5年目から1年目への「声」。サンウルブズ田中史朗、初勝利前日の宣言とは。【ラグビー旬な一問一答】
国際リーグのスーパーラグビーに日本から参戦2年目のサンウルブズには、頼れる経験者がいる。
田中史朗。身長166センチ、体重75キロと小柄も、スクラムハーフとして好判断で魅してきた32歳だ。
昨季までスーパーラグビーを4シーズン、経験。初の日本人スーパーラグビープレーヤーとして、ニュージーランドのハイランダーズに在籍してきた。日本代表としてワールドカップイングランド大会に挑んだ2015年には、スーパーラグビーの優勝も達成している。
4月8日、本拠地の東京・秩父宮ラグビー場。サンウルブズが、第4節で屈した南アフリカのブルズを21-20で制した。今季初白星を挙げた。2月中旬から約1か月のオフを得た田中は、この日に今季2度目の先発を果たして味わいある球さばきを披露。攻撃を滑らかにした。
それだけではない。
身体をぶつけ合うフォワード第3列の先発には、試合翌日に25歳となる徳永祥尭、24歳の松橋周平、21歳のラーボニ・ウォーレンボスアヤコが並んでいた。いずれも今季初めてスーパーラグビーに参戦する若手で、テストマッチ(国際真剣勝負)の経験者も松橋のみだった。
前列5選手のスターターなかでも、前年度以前のスーパーラグビー経験者は2人。田中は接点脇の司令塔と同時に、希少な経験者としての振る舞いも求められていた。
経験の少ない選手の潜在能力を引き出すために、どんなことを心がけたのか。試合前日の共同取材時、その要諦を明かしていた。
以下、共同取材時の一問一答の一部(編集箇所あり)。
――初勝利へのポイントは。
「コミュニケーションですね。ここを止めれば。ここでパスがつながれば。そういうところでミスをしたていり、人数が足りなかったりというところがあるので。僅差のところ。自分たちがしんどくても、相手は身体が大きいだけ自分たちよりもしんどいと思う。そこをイメージしながら、戦っていければ」
――戦術理解度は。
「皆、理解はしているんですけど、自分から(周りを引っ張る)というのができていない。そこは経験ある選手が(その都度大事なことを)伝えて行ければと思います。気になった選手には、1人ひとり声掛けをしています」
――ウォーレンボスアヤコ選手について。
「彼はポテンシャルがある。この試合で自分に自信をつけてもらえれば、世界で活躍する選手になれると思います(結局、先制トライを決めた)」
――若手選手に向けて。
「年齢は関係ない。トク(徳永)は自信を持ってプレーしているし、ボニー(ウォーレンボスアヤコ)は少し(戦術などを)理解できていないところもありますけどプレー自体はすごい。
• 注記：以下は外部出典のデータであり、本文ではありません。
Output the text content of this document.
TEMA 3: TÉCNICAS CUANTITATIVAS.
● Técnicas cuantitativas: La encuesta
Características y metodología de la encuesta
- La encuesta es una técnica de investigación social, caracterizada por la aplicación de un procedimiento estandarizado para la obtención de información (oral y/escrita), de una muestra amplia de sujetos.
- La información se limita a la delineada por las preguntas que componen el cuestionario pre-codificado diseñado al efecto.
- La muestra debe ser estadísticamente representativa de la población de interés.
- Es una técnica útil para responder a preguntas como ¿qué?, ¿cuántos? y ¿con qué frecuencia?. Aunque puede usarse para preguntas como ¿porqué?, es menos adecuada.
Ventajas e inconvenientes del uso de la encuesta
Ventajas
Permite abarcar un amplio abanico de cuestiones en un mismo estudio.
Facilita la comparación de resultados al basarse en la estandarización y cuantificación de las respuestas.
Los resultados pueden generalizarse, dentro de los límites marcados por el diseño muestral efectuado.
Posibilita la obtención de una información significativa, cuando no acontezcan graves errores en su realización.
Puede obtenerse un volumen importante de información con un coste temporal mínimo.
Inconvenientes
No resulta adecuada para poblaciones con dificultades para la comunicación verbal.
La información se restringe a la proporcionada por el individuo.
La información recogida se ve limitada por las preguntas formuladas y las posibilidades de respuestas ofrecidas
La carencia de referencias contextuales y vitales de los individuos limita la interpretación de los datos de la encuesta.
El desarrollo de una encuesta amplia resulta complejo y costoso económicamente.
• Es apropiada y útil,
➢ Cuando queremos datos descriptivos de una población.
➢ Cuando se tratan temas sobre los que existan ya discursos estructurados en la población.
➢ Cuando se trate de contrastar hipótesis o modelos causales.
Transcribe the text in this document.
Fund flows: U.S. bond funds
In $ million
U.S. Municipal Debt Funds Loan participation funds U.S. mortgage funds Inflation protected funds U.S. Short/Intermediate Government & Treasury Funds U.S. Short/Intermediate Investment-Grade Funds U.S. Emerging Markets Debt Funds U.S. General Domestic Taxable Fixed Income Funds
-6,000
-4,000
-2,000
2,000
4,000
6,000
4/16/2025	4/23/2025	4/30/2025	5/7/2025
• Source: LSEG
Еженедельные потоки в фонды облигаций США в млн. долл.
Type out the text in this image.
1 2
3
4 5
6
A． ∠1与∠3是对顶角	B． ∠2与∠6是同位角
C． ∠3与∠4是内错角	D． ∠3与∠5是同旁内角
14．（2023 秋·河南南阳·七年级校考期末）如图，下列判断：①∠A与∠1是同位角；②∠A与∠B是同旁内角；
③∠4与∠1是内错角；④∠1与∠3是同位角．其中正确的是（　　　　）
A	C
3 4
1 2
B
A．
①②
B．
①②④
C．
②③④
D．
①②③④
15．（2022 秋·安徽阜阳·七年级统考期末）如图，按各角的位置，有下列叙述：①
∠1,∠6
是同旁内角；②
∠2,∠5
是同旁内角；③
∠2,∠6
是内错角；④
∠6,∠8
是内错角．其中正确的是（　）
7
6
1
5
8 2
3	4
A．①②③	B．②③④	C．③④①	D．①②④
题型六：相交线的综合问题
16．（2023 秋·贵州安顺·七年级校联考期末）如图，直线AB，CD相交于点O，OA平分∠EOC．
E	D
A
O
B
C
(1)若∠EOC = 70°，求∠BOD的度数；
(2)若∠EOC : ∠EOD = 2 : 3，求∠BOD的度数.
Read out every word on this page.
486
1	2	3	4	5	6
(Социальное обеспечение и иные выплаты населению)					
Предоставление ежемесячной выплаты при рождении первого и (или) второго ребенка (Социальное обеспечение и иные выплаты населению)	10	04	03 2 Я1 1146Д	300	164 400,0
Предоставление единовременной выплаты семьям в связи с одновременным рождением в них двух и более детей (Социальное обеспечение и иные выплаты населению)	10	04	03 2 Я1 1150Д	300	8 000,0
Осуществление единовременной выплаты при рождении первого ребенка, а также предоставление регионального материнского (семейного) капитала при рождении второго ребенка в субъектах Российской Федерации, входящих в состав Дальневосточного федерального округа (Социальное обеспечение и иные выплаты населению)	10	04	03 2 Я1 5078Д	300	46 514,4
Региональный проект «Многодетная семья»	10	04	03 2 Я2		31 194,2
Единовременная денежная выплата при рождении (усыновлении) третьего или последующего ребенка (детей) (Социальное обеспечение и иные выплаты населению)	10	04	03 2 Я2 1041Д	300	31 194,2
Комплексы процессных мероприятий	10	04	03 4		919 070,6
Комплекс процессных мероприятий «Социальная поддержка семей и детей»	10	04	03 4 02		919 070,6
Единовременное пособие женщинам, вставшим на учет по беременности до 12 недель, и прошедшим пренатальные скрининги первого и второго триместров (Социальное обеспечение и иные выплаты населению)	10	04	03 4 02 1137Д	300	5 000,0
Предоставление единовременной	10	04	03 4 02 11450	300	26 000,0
思い切りやって欲しいです」
――経験の浅い選手を、どう引っ張りますか。
「やっぱり、コミュニケーションですね。何人か、静かな選手もいるので、その選手に声をかける。その選手は、プレー自体は激しい。彼らとしっかりとコミュニケーションを取って、プレーをしやすい環境を作ってあげるのが僕の仕事かなと思います」
――合間、合間で発破をかけ、背中を押す。
「そうですね」
戦前の決意は、結果を残したことでより説得性を帯びることとなった。4月14日、クルセイダーズとの第8節でも田中は先発予定。ニュージーランドはクライストチャーチ・AMIスタジアムでの一戦において、その存在感は増すばかりだろう。